One of the stanzas in W. H. Auden's "Under Which Lyre" offers these commandments as part of a "Hermetic decalogue" to the modern student:
Thou shalt not be on friendly terms With guys in advertising firms, Nor speak with such As read the Bible for its prose, Nor, above all, make love to those, Who wash too much.

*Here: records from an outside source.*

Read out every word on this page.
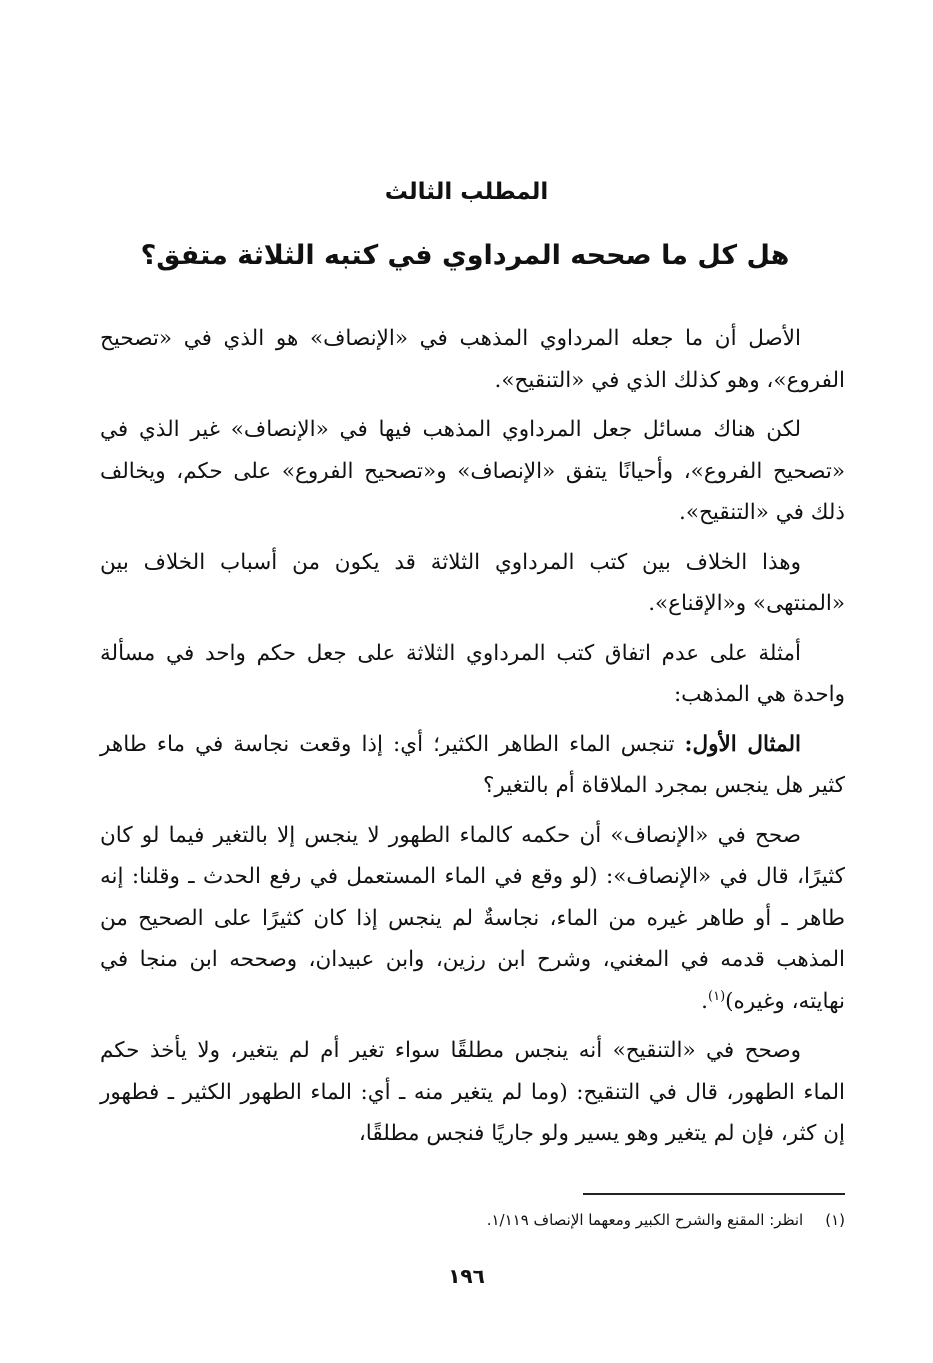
المطلب الثالث
هل كل ما صححه المرداوي في كتبه الثلاثة متفق؟

الأصل أن ما جعله المرداوي المذهب في «الإنصاف» هو الذي في «تصحيح الفروع»، وهو كذلك الذي في «التنقيح».

لكن هناك مسائل جعل المرداوي المذهب فيها في «الإنصاف» غير الذي في «تصحيح الفروع»، وأحيانًا يتفق «الإنصاف» و«تصحيح الفروع» على حكم، ويخالف ذلك في «التنقيح».

وهذا الخلاف بين كتب المرداوي الثلاثة قد يكون من أسباب الخلاف بين «المنتهى» و«الإقناع».

أمثلة على عدم اتفاق كتب المرداوي الثلاثة على جعل حكم واحد في مسألة واحدة هي المذهب:

المثال الأول: تنجس الماء الطاهر الكثير؛ أي: إذا وقعت نجاسة في ماء طاهر كثير هل ينجس بمجرد الملاقاة أم بالتغير؟

صحح في «الإنصاف» أن حكمه كالماء الطهور لا ينجس إلا بالتغير فيما لو كان كثيرًا، قال في «الإنصاف»: (لو وقع في الماء المستعمل في رفع الحدث ـ وقلنا: إنه طاهر ـ أو طاهر غيره من الماء، نجاسةٌ لم ينجس إذا كان كثيرًا على الصحيح من المذهب قدمه في المغني، وشرح ابن رزين، وابن عبيدان، وصححه ابن منجا في نهايته، وغيره)$^{(١)}$.

وصحح في «التنقيح» أنه ينجس مطلقًا سواء تغير أم لم يتغير، ولا يأخذ حكم الماء الطهور، قال في التنقيح: (وما لم يتغير منه ـ أي: الماء الطهور الكثير ـ فطهور إن كثر، فإن لم يتغير وهو يسير ولو جاريًا فنجس مطلقًا،

(١)انظر: المقنع والشرح الكبير ومعهما الإنصاف ١/١١٩.
١٩٦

Of course, Auden was right. The authors of the Bible would have opened their eyes wide at those who claimed merely to "appreciate" their stories. In this class we will just what he disapproved of-read the Bible "for its prose," in the sense that we will try to understand why these stores have taken hold of the imagination for centuries, always keeping in mind that we might be doing something truant from the point of view of a believer. We will read all of Job and Genesis, parts of Exodus, Judges, Samuel, Kings, all of Proverbs, the Song of Solomon, and Ecclesiastes, many of the Psalms, parts of Isaiah and Jeremiah, and all of the Gospels according to Mark and John. Along the way, we will look at various English poets' use of or reference to the biblical stories: Peele, Shakespeare, Herbert, Marvell, Milton, Keats, Hopkins. No previous knowledge of the Bible necessary. 2 papers, midterm, final. (The midterm and final are identification of passages.) Texts: The Oxford Annotated Bible, ed. May and Metzger; Bible, King James Version.